Back in 2007, prior to the University of Georgia game with Oklahoma State in Athens, I sat with the media and gave my perspective on all things OSU football. I’ve carried that tradition forward annually, putting my thoughts in a letter in recent years as health issues have gotten the better of me. It’s a tradition I hope to continue as long as I can.
“As long as I can…” That’s a sobering notion, more, I suspect, for me than for you. I’m a lifelong geologist, and, as a whole, we’re a pretty optimistic bunch. I love to tell the story – over and over – about the geologist who fell off a 10-story building and, whizzing past the fifth floor, hollered, “I’m not dead yet.” At 91, I’m grateful for every added day, week, month and year.
However, I’m realistic about being close to the finish line. And I’m working diligently to complete projects as quickly as I can and tie up any loose ends.
One example is cutting the ribbon on my childhood home that we recently relocated from my Mesa Vista Ranch in the Texas Panhandle to Karsten Creek. Landscaping will begin there soon and we will be moving period-appropriate and personal furnishings in next month.
We have been archiving a whole host of material from my 70-year career in the oil and gas industry and will be donating those mementos to Oklahoma State. In the coming months we will announce how that information will be displayed to, hopefully, inspire future generations to achieve what a Depression-era kid like myself was able to accomplish.
And I’m excited about another upcoming announcement that involves a 22-foot conference table that has been the center of my office for 15 years. It is where we have hosted dozens of business and political leaders as well as elite athletes. It’s also where we’ve made…and, sadly lost…billions of dollars. We auctioned that table a few weeks ago and the tale of where it will land is incredible.
I have a lot of work left to do and not a lot of time to get it done. That’s not a morbid notion, it’s reality. And accepting reality at my age invariably leads to reflection.
Last year, at 90 years of age, I vowed to make every Oklahoma State football home game. I made half of them, but watched all of them. That’s likely to be the case again this year and each trip to Stillwater will be all the more meaningful for me. Five years ago, as grand marshal of OSU’s homecoming, I knocked out pushups on the ROTC’s pushup board. Now walking 50 yards to my suite is a challenge. And when I do it, I feel just as triumphant.
Spoiler alert: When you hit your 90s, two things happen. First, your memory isn’t as good as it once was. Second, the memories you do have you tend to cherish more. One of my greatest memories came 10 years ago, on September 5, 2009, when Oklahoma State University officially dedicated the fully renovated stadium now named in my honor.
A lot has happened since that dedication, and I’d like to think my support has played a part in it all.

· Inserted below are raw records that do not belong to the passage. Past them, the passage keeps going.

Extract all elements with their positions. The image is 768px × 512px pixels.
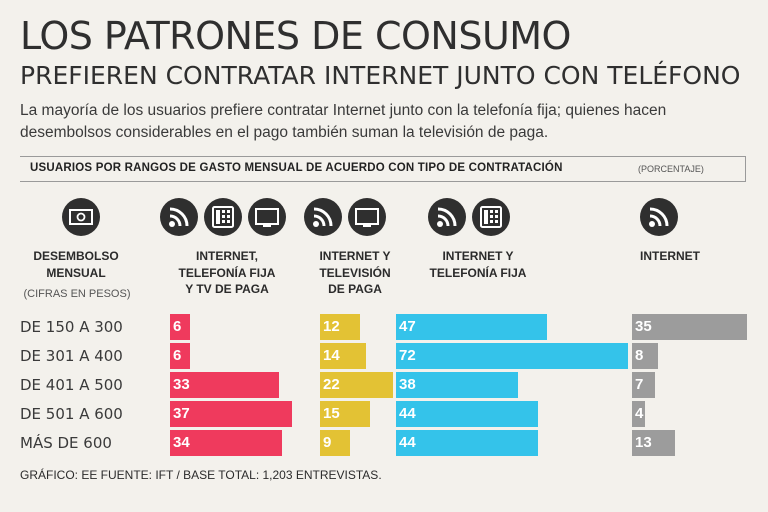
bar-internet-tel-tv bbox=[170, 314, 190, 340]
column-header-line: INTERNET Y bbox=[442, 249, 514, 263]
bar-value-label: 12 bbox=[323, 318, 340, 335]
bar-value-label: 44 bbox=[399, 434, 416, 451]
column-header-internet-tel: INTERNET Y TELEFONÍA FIJA bbox=[418, 248, 538, 281]
wifi-icon bbox=[160, 198, 198, 236]
column-header-line: INTERNET Y bbox=[319, 249, 391, 263]
bar-value-label: 14 bbox=[323, 347, 340, 364]
phone-icon bbox=[472, 198, 510, 236]
tv-icon bbox=[248, 198, 286, 236]
wifi-icon bbox=[428, 198, 466, 236]
column-header-line: TELEFONÍA FIJA bbox=[429, 265, 527, 280]
bar-value-label: 44 bbox=[399, 405, 416, 422]
row-header-title-line2: MENSUAL bbox=[46, 265, 106, 280]
bar-internet-tel bbox=[396, 314, 547, 340]
bar-value-label: 72 bbox=[399, 347, 416, 364]
money-icon bbox=[62, 198, 100, 236]
bar-value-label: 6 bbox=[173, 318, 182, 335]
bar-internet-tel-tv bbox=[170, 343, 190, 369]
intro-text: La mayoría de los usuarios prefiere cont… bbox=[20, 102, 667, 141]
bar-internet-tel-tv bbox=[170, 430, 282, 456]
phone-icon bbox=[204, 198, 242, 236]
bar-value-label: 38 bbox=[399, 376, 416, 393]
row-label: DE 301 A 400 bbox=[20, 347, 123, 365]
row-header-subtitle: (CIFRAS EN PESOS) bbox=[23, 288, 131, 300]
bar-internet-tv bbox=[320, 372, 393, 398]
row-header-title: DESEMBOLSO MENSUAL bbox=[14, 248, 138, 281]
column-header-line: TELEFONÍA FIJA bbox=[178, 265, 276, 280]
row-label: DE 501 A 600 bbox=[20, 405, 123, 423]
bar-value-label: 33 bbox=[173, 376, 190, 393]
column-header-internet-tel-tv: INTERNET, TELEFONÍA FIJA Y TV DE PAGA bbox=[160, 248, 294, 298]
bar-internet-tv bbox=[320, 430, 350, 456]
bar-value-label: 15 bbox=[323, 405, 340, 422]
column-header-line: DE PAGA bbox=[328, 282, 382, 296]
bar-internet-tel bbox=[396, 343, 628, 369]
bar-internet-tel-tv bbox=[170, 372, 279, 398]
wifi-icon bbox=[640, 198, 678, 236]
bar-value-label: 7 bbox=[635, 376, 644, 393]
bar-value-label: 47 bbox=[399, 318, 416, 335]
bar-internet-tv bbox=[320, 343, 366, 369]
bar-internet-tel bbox=[396, 372, 518, 398]
section-unit-note: (PORCENTAJE) bbox=[638, 164, 704, 174]
bar-value-label: 4 bbox=[635, 405, 644, 422]
bar-internet bbox=[632, 430, 675, 456]
wifi-icon bbox=[304, 198, 342, 236]
row-header-title-line1: DESEMBOLSO bbox=[33, 249, 119, 263]
bar-internet-tel bbox=[396, 430, 538, 456]
bar-internet-tv bbox=[320, 314, 360, 340]
bar-value-label: 9 bbox=[323, 434, 332, 451]
column-header-line: Y TV DE PAGA bbox=[185, 282, 269, 296]
page-subtitle: PREFIEREN CONTRATAR INTERNET JUNTO CON T… bbox=[20, 61, 741, 90]
bar-internet bbox=[632, 314, 747, 340]
bar-internet-tel-tv bbox=[170, 401, 292, 427]
bar-internet bbox=[632, 343, 658, 369]
bar-value-label: 35 bbox=[635, 318, 652, 335]
source-footer: GRÁFICO: EE FUENTE: IFT / BASE TOTAL: 1,… bbox=[20, 468, 382, 482]
column-header-line: INTERNET, bbox=[195, 249, 258, 263]
bar-internet-tel bbox=[396, 401, 538, 427]
page-title: LOS PATRONES DE CONSUMO bbox=[20, 14, 571, 58]
column-header-internet-tv: INTERNET Y TELEVISIÓN DE PAGA bbox=[300, 248, 410, 298]
section-label: USUARIOS POR RANGOS DE GASTO MENSUAL DE … bbox=[30, 162, 563, 174]
column-header-line: TELEVISIÓN bbox=[319, 265, 391, 280]
bar-internet bbox=[632, 372, 655, 398]
section-header-box bbox=[20, 156, 746, 182]
row-label: DE 150 A 300 bbox=[20, 318, 123, 336]
row-label: DE 401 A 500 bbox=[20, 376, 123, 394]
bar-value-label: 6 bbox=[173, 347, 182, 364]
row-label: MÁS DE 600 bbox=[20, 434, 112, 452]
column-header-line: INTERNET bbox=[640, 249, 700, 263]
column-header-internet: INTERNET bbox=[620, 248, 720, 265]
bar-value-label: 13 bbox=[635, 434, 652, 451]
tv-icon bbox=[348, 198, 386, 236]
bar-value-label: 37 bbox=[173, 405, 190, 422]
bar-value-label: 22 bbox=[323, 376, 340, 393]
bar-internet-tv bbox=[320, 401, 370, 427]
bar-value-label: 34 bbox=[173, 434, 190, 451]
bar-internet bbox=[632, 401, 645, 427]
bar-value-label: 8 bbox=[635, 347, 644, 364]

- OSU has had 94 wins since the 2009 season, the second-most in the Big 12 and the 12th most in the nation during that time span
- Since 2009, OSU had six seasons with at least 10 wins. The Cowboys reached the Top 10 of the AP Poll in 2009, ‘10, ‘11, ‘13, ‘15, ‘16 and ‘17.

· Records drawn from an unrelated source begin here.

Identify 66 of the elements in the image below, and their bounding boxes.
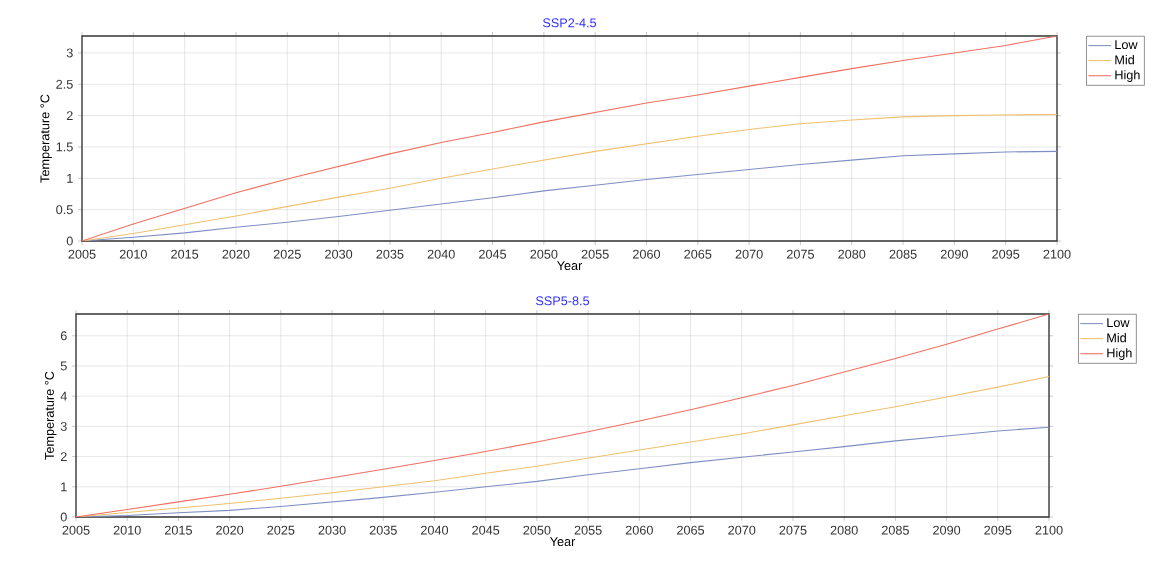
x-tick-label: 2040 bbox=[421, 525, 449, 535]
x-tick-label: 2040 bbox=[427, 249, 455, 259]
x-tick-label: 2020 bbox=[216, 525, 244, 535]
x-tick-label: 2025 bbox=[267, 525, 295, 535]
x-tick-label: 2065 bbox=[677, 525, 705, 535]
x-tick-label: 2075 bbox=[779, 525, 807, 535]
y-tick-label: 4 bbox=[60, 391, 67, 401]
x-tick-label: 2090 bbox=[940, 249, 968, 259]
legend-label: High bbox=[1115, 70, 1140, 82]
y-tick-label: 6 bbox=[60, 331, 67, 341]
y-tick-label: 0.5 bbox=[56, 205, 73, 215]
y-tick-label: 1 bbox=[61, 482, 67, 492]
legend-label: Mid bbox=[1115, 54, 1134, 65]
x-tick-label: 2015 bbox=[164, 525, 192, 535]
x-tick-label: 2080 bbox=[830, 525, 858, 535]
x-tick-label: 2020 bbox=[222, 249, 250, 259]
x-tick-label: 2050 bbox=[523, 525, 551, 535]
y-tick-label: 1 bbox=[67, 173, 73, 183]
y-tick-label: 0 bbox=[66, 236, 73, 246]
y-tick-label: 3 bbox=[60, 421, 67, 431]
y-tick-label: 2 bbox=[66, 111, 73, 121]
x-tick-label: 2010 bbox=[113, 525, 141, 535]
x-tick-label: 2050 bbox=[530, 249, 558, 259]
x-axis-title: Year bbox=[556, 261, 583, 271]
x-axis-title: Year bbox=[549, 537, 576, 547]
x-tick-label: 2060 bbox=[633, 249, 661, 259]
x-tick-label: 2070 bbox=[728, 525, 756, 535]
y-axis-title: Temperature °C bbox=[40, 94, 52, 183]
chart-title: SSP2-4.5 bbox=[542, 18, 597, 28]
x-tick-label: 2045 bbox=[472, 525, 500, 535]
legend-label: High bbox=[1107, 348, 1132, 360]
y-tick-label: 0 bbox=[60, 512, 67, 522]
x-tick-label: 2025 bbox=[273, 249, 301, 259]
x-tick-label: 2070 bbox=[735, 249, 763, 259]
x-tick-label: 2035 bbox=[376, 249, 404, 259]
x-tick-label: 2060 bbox=[625, 525, 653, 535]
y-tick-label: 3 bbox=[66, 48, 73, 58]
y-tick-label: 2 bbox=[60, 452, 67, 462]
x-tick-label: 2030 bbox=[318, 525, 346, 535]
x-tick-label: 2055 bbox=[581, 249, 609, 259]
x-tick-label: 2095 bbox=[992, 249, 1020, 259]
legend-label: Mid bbox=[1107, 332, 1126, 343]
x-tick-label: 2085 bbox=[881, 525, 909, 535]
x-tick-label: 2065 bbox=[684, 249, 712, 259]
x-tick-label: 2075 bbox=[786, 249, 814, 259]
x-tick-label: 2055 bbox=[574, 525, 602, 535]
x-tick-label: 2030 bbox=[325, 249, 353, 259]
y-axis-title: Temperature °C bbox=[44, 371, 57, 460]
x-tick-label: 2090 bbox=[933, 525, 961, 535]
legend-label: Low bbox=[1115, 40, 1138, 50]
x-tick-label: 2005 bbox=[62, 525, 90, 535]
y-tick-label: 2.5 bbox=[56, 79, 73, 89]
x-tick-label: 2100 bbox=[1043, 249, 1071, 259]
x-tick-label: 2015 bbox=[171, 249, 199, 259]
x-tick-label: 2035 bbox=[369, 525, 397, 535]
x-tick-label: 2100 bbox=[1035, 525, 1063, 535]
x-tick-label: 2010 bbox=[119, 249, 147, 259]
x-tick-label: 2005 bbox=[68, 249, 96, 259]
y-tick-label: 1.5 bbox=[56, 142, 73, 152]
x-tick-label: 2080 bbox=[838, 249, 866, 259]
x-tick-label: 2045 bbox=[479, 249, 507, 259]
legend-label: Low bbox=[1107, 318, 1130, 328]
chart-title: SSP5-8.5 bbox=[535, 296, 590, 306]
y-tick-label: 5 bbox=[60, 361, 67, 371]
x-tick-label: 2095 bbox=[984, 525, 1012, 535]
x-tick-label: 2085 bbox=[889, 249, 917, 259]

- OSU has been to four what are now known as “New Year’s Six” bowl games since 2009 (two Cotton Bowls, the Fiesta Bowl and the Sugar Bowl).
- OSU has averaged 9.4 wins per season since 2009.
- OSU has a 59-29 record (.670) against Big 12 opponents since 2009, the second-best record in the conference.
- Since 2009, OSU has averaged more than 40 points and nearly 500 yards of total offense per game.
- In 2010, OSU was a Big 12 South co-champion and OSU won the Big 12 championship in 2011.
- In 2011, OSU finished a program-best third in the final Associated Press football poll of the season.
But I’m in it to win it. My first goal for 2019 is to win a Big 12 football championship…again. Then to make the final four playoffs. Fingers crossed Mike Gundy can make that happen this year. The window is closing for me.
I’m heavily invested in Oklahoma State. Sometimes I forget what all I’ve given over the years. In the spirit of tying up loose ends, and setting the record straight, I called OSU the other day to get a total giving number. The total now stands at $652 million, a number boosted by a series of unpublicized gifts over the past 10 years. I have a unique approach to giving. While many others of my status endow foundations that spin out millions of dollars over the course of generations, I want to see the good that’s done with my money today, while I’m alive, and not wonder what is done with it long after I’m gone. OSU’s athletic director, Mike Holder, has been a good steward of my funds on the athletic side of the ledger, as has OSU President Burns Hargis been on the academic side.
Unquestionably, $652 million is a lot, and there are no doubt critics out there who would champion it going for broader, societal issues. I’m satisfied with my giving. I don’t want a bigger suite or a better parking spot. Or yet another honorary degree. I want championships across the board. I hope you understand why, and I hope we get them while I can still savor the victories.